Since the night of Dec. 14 when the facilities were taken, a police bus arrives at the Confidencial offices every 24 hours to relieve the officers who stand guard with rifles, the media outlet denounced on its site.
La Fundación Gabriel García Márquez para el Nuevo Periodismo Iberoamericano (FNPI) condenó el robo de equipos y la confiscación del local de Confidencial. https://t.co/J040oVetan
— Confidencial.com.ni (@confidencial_ni) December 17, 2018
On the morning of Dec. 15, editor Carlos Fernando Chamorro unsuccessfully attempted to reclaim the property, Confidencial reported. The police officers present did not give him any official explanation and told him to look for answers at DOP headquarters, the site reported.

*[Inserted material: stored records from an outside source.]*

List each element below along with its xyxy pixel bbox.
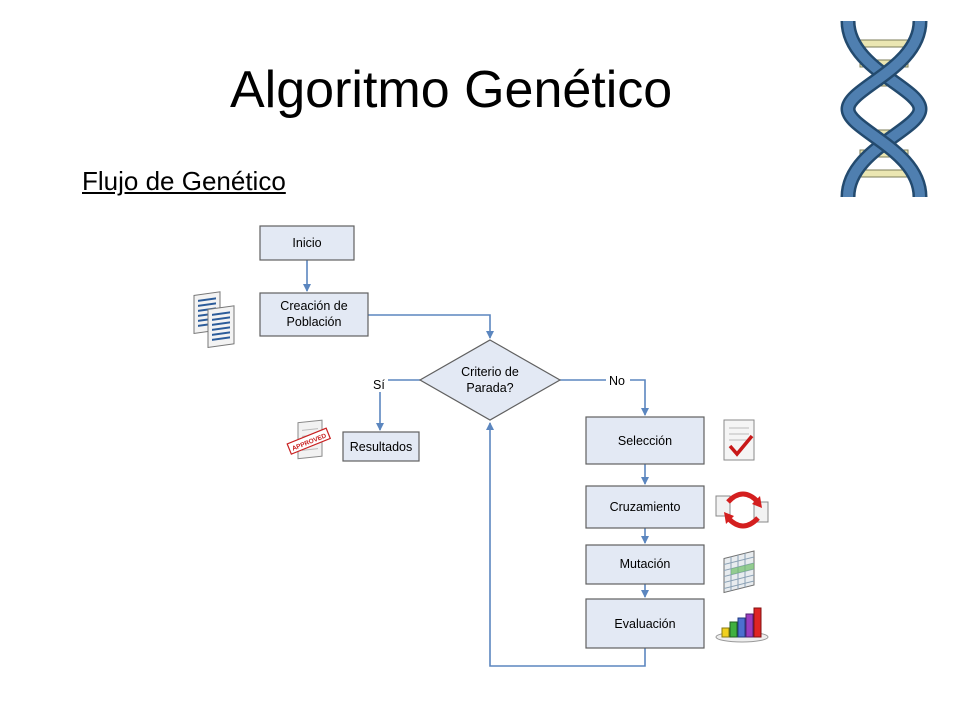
svg-text:Creación de: Creación de [280, 299, 347, 313]
svg-text:Criterio de: Criterio de [461, 365, 519, 379]
checklist-icon [723, 419, 755, 461]
svg-text:Resultados: Resultados [350, 440, 413, 454]
label-no: No [609, 374, 625, 388]
svg-text:Parada?: Parada? [466, 381, 513, 395]
box-seleccion: Selección [585, 416, 705, 465]
page-subtitle: Flujo de Genético [82, 166, 286, 196]
svg-text:Selección: Selección [618, 434, 672, 448]
box-resultados: Resultados [342, 431, 420, 462]
approved-stamp-icon: APPROVED [286, 419, 332, 460]
svg-text:Cruzamiento: Cruzamiento [610, 500, 681, 514]
decision-criterio-parada: Criterio de Parada? [418, 339, 562, 421]
box-creacion-poblacion: Creación de Población [259, 292, 369, 337]
box-cruzamiento: Cruzamiento [585, 485, 705, 529]
svg-text:Evaluación: Evaluación [614, 617, 675, 631]
documents-icon [193, 291, 235, 349]
svg-text:Inicio: Inicio [292, 236, 321, 250]
box-mutacion: Mutación [585, 544, 705, 585]
bar-chart-icon [715, 607, 769, 643]
box-evaluacion: Evaluación [585, 598, 705, 649]
connector-creacion-criterio [368, 314, 494, 339]
dna-helix-icon [840, 20, 928, 198]
connector-criterio-seleccion [560, 379, 649, 416]
cycle-arrows-icon [715, 491, 769, 529]
page-title: Algoritmo Genético [230, 61, 673, 119]
spreadsheet-icon [723, 550, 755, 594]
connector-loop-back [486, 422, 646, 667]
box-inicio: Inicio [259, 225, 355, 261]
svg-text:Mutación: Mutación [620, 557, 671, 571]
svg-text:Población: Población [287, 315, 342, 329]
label-si: Sí [373, 378, 385, 392]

When Chamorro went with a group of journalists and his wife Desirée Elizondo to the headquarters of the National Police of Nicaragua, in Managua, to continue his claim, he and his team received shoves, insults, beatings, kicks and hits with clubs from riot police, according to Confidencial.
After it happened, Chamorro denounced this new aggression against the independent press and said in a video posted on his site that they will continue to demand to the dictatorship the cessation of this illegal occupation of the newsroom of Esta Semana and Confidencial.

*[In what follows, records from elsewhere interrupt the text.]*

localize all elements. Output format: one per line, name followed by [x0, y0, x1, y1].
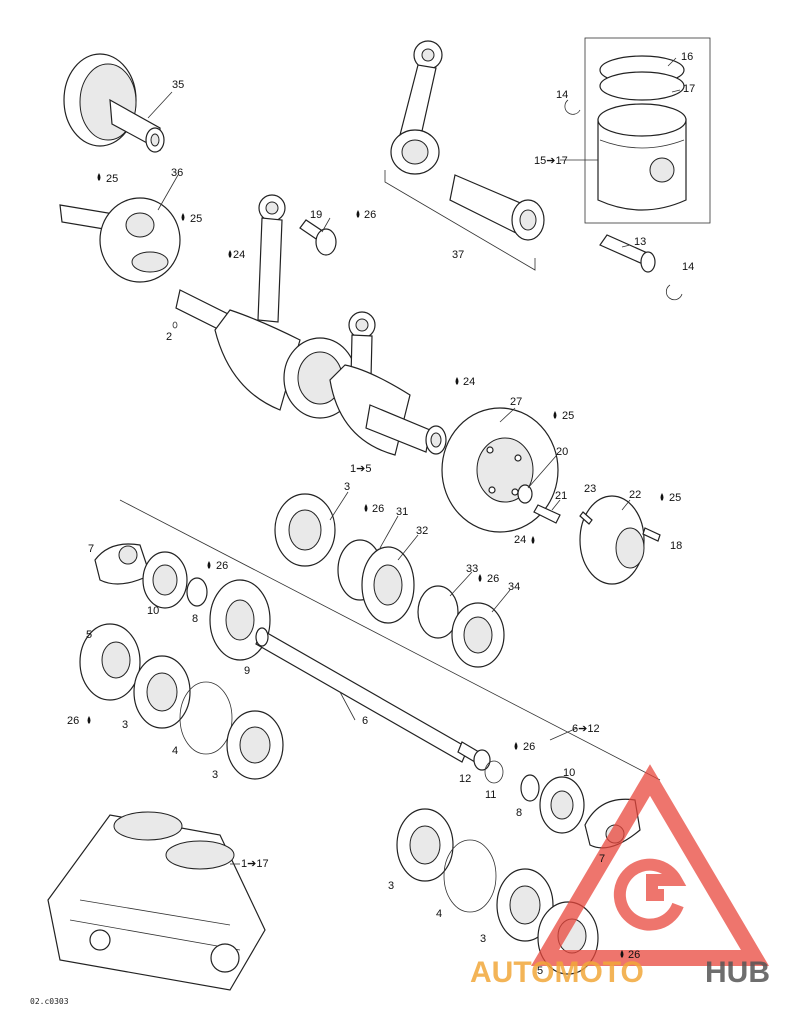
label-26: 26 — [523, 741, 535, 753]
part-4-o-ring-right — [443, 839, 497, 913]
label-10: 10 — [147, 605, 159, 617]
label-37: 37 — [452, 249, 464, 261]
label-18: 18 — [670, 540, 682, 552]
label-24: 24 — [463, 376, 475, 388]
engine-block — [47, 811, 266, 991]
label-3: 3 — [480, 933, 486, 945]
part-27-flywheel — [441, 407, 561, 533]
label-25: 25 — [190, 213, 202, 225]
label-5: 5 — [537, 965, 543, 977]
watermark-text-automoto: AUTOMOTO — [470, 956, 644, 989]
part-12-needle-bearing — [457, 741, 491, 771]
part-13-piston-pin — [599, 234, 683, 301]
label-13: 13 — [634, 236, 646, 248]
part-11-ring — [484, 760, 504, 784]
label-25: 25 — [106, 173, 118, 185]
label-14: 14 — [682, 261, 694, 273]
label-3: 3 — [122, 719, 128, 731]
label-26: 26 — [216, 560, 228, 572]
part-3-bearing-upper — [274, 493, 336, 567]
label-24: 24 — [233, 249, 245, 261]
label-32: 32 — [416, 525, 428, 537]
crankshaft-assembly — [172, 194, 447, 456]
label-20: 20 — [556, 446, 568, 458]
part-19-needle-bearing — [299, 219, 337, 256]
label-25: 25 — [669, 492, 681, 504]
part-3-bearing-left — [133, 655, 191, 729]
label-26: 26 — [628, 949, 640, 961]
part-5-seal-left — [79, 623, 141, 701]
watermark-logo — [530, 764, 770, 966]
leader-lines — [147, 57, 681, 865]
label-12: 12 — [459, 773, 471, 785]
label-4: 4 — [172, 745, 178, 757]
part-10-bearing-left — [142, 551, 188, 609]
label-6: 6 — [362, 715, 368, 727]
label-31: 31 — [396, 506, 408, 518]
label-26: 26 — [67, 715, 79, 727]
label-7: 7 — [88, 543, 94, 555]
lubricant-drop-markers — [87, 173, 664, 958]
part-8-ring-right — [520, 774, 540, 802]
part-22-coupler — [579, 495, 661, 585]
part-8-ring-left — [186, 577, 208, 607]
label-4: 4 — [436, 908, 442, 920]
label-36: 36 — [171, 167, 183, 179]
label-5: 5 — [86, 629, 92, 641]
label-15-17: 15➔17 — [534, 155, 568, 167]
label-27: 27 — [510, 396, 522, 408]
label-1-5: 1➔5 — [350, 463, 371, 475]
label-3: 3 — [344, 481, 350, 493]
watermark-text-hub: HUB — [705, 956, 770, 989]
label-26: 26 — [487, 573, 499, 585]
part-9-gear — [209, 579, 271, 661]
part-33-34-bearing — [417, 585, 505, 668]
label-2: 2 — [166, 331, 172, 343]
label-8: 8 — [192, 613, 198, 625]
part-3-bearing-left-2 — [226, 710, 284, 780]
part-3-bearing-right — [396, 808, 454, 882]
label-22: 22 — [629, 489, 641, 501]
label-6-12: 6➔12 — [572, 723, 600, 735]
callout-labels: 35 25 36 25 24 2 19 26 37 14 16 17 15➔17… — [67, 51, 695, 977]
label-14: 14 — [556, 89, 568, 101]
label-24: 24 — [514, 534, 526, 546]
label-26: 26 — [364, 209, 376, 221]
label-25: 25 — [562, 410, 574, 422]
part-31-32-gears — [337, 539, 415, 624]
part-36-crank-half — [59, 197, 181, 283]
label-3: 3 — [388, 880, 394, 892]
label-26: 26 — [372, 503, 384, 515]
part-4-o-ring-left — [179, 681, 233, 755]
label-3: 3 — [212, 769, 218, 781]
label-1-17: 1➔17 — [241, 858, 269, 870]
label-7: 7 — [599, 853, 605, 865]
shaft-guide-line — [119, 499, 661, 781]
part-35-crank-half — [63, 53, 165, 153]
label-33: 33 — [466, 563, 478, 575]
label-34: 34 — [508, 581, 520, 593]
part-7-seal-left — [94, 543, 151, 585]
part-3-bearing-right-2 — [496, 868, 554, 942]
label-9: 9 — [244, 665, 250, 677]
piston-assembly-box — [564, 37, 711, 224]
label-19: 19 — [310, 209, 322, 221]
part-6-drive-shaft — [255, 627, 469, 763]
label-8: 8 — [516, 807, 522, 819]
label-16: 16 — [681, 51, 693, 63]
part-10-bearing-right — [539, 776, 585, 834]
diagram-code: 02.c0303 — [30, 997, 69, 1006]
part-37-connecting-rod — [384, 40, 545, 271]
label-10: 10 — [563, 767, 575, 779]
label-11: 11 — [485, 789, 496, 801]
label-35: 35 — [172, 79, 184, 91]
label-23: 23 — [584, 483, 596, 495]
label-17: 17 — [683, 83, 695, 95]
label-21: 21 — [555, 490, 567, 502]
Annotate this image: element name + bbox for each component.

In addition, he alleged that “the government is committing an illegal act of seizure against the right to private property.”
One day before police took over the newsroom, on Dec. 13, a group of DOP officers raided the offices of the media outlet, destroying doors and furniture, and confiscating computers, equipment and documents.
This raid, according to Confidencial, took place within the framework of five NGOs being blocked by the National Assembly on the same day. The offices of the Nicaraguan Center for Human Rights (Cenidh) were also raided on Dec. 13, according to El País.
Chamorro, who clarified that the private media he leads are not related to the organizations blocked by the government, described the raid on his offices as a deliberate attack against the independent press and announced that he will take his case to the Supreme Court.
The Special Rapporteur for Freedom of Expression of the Inter-American Commission on Human Rights (IACHR), Edison Lanza, told the Knight Center that there is a situation of extreme alarm and concern over the situation of persecution that the Nicaraguan government has unleashed against media and journalists.
"Nicaragua remains responsible under international law with respect to the American Convention on Human Rights, the International Covenant on Civil and Political Rights, to guarantee and safeguard freedom of expression and to persecute those who precisely attack journalists," Lanza said.
Lanza added that it already looks like a kind of "science fiction" for a government to directly attack dissidents, protesters and journalists. "It is our duty to reiterate it, they are indefeasible crimes and should be pursued now or in the future, but in particular, the minimum that could be asked now of the government is to cease the harassment and persecution of journalists, restore freedom of expression and progressively return to democracy," he said.
The Association of Journalists of Nicaragua (APN) strongly condemned the confiscation of the goods of Esta Semana, Esta Noche and Confidencial, according to the site 100% Noticias. "These actions are the true face of the Orteguista socialist project that tries to submit citizen rights to the caprice of the new paramilitary dictatorship," the APN said.
In a press release, members of the Board of Directors and of the Governing Council of the Gabriel García Márquez Foundation for New Ibero-American Journalism (FNPI), repudiated the acts of vandalism and intimidation against Confidencial. They also condemned the physical aggression against Chamorro and his team and his wife Desirée Elizondo by the riot police.
The FNPI urged Ortega and his wife to rectify these actions immediately, with a public condemnation of the police actions, the return of the facilities where the media operate and of their equipment and confiscated assets. There must also be, the organization said, a public apology by the authorities to Chamorro, whom they described as one of the most prominent journalists in the Americas.
"We are grateful for all the messages and expressions of national and international solidarity that we have received in the face of this aggression that is not only against us, against the team of journalists of Confidencial and Esta Semana, and against the country’s independent press, but it is also an aggression against citizens who are the custodians of the constitutional right of freedom of expression," Chamorro said.
"This is an attack on the right of citizens to express their opinions, it is an attack on their right to criticize the government, to denounce crimes and corruption and to continue demanding the resignation of President Ortega and Vice President Murillo, because they are not authorized to govern Nicaragua. We as journalists reiterate that we will not abandon our commitment to the truth. We will never accept censorship and self-censorship," he concluded.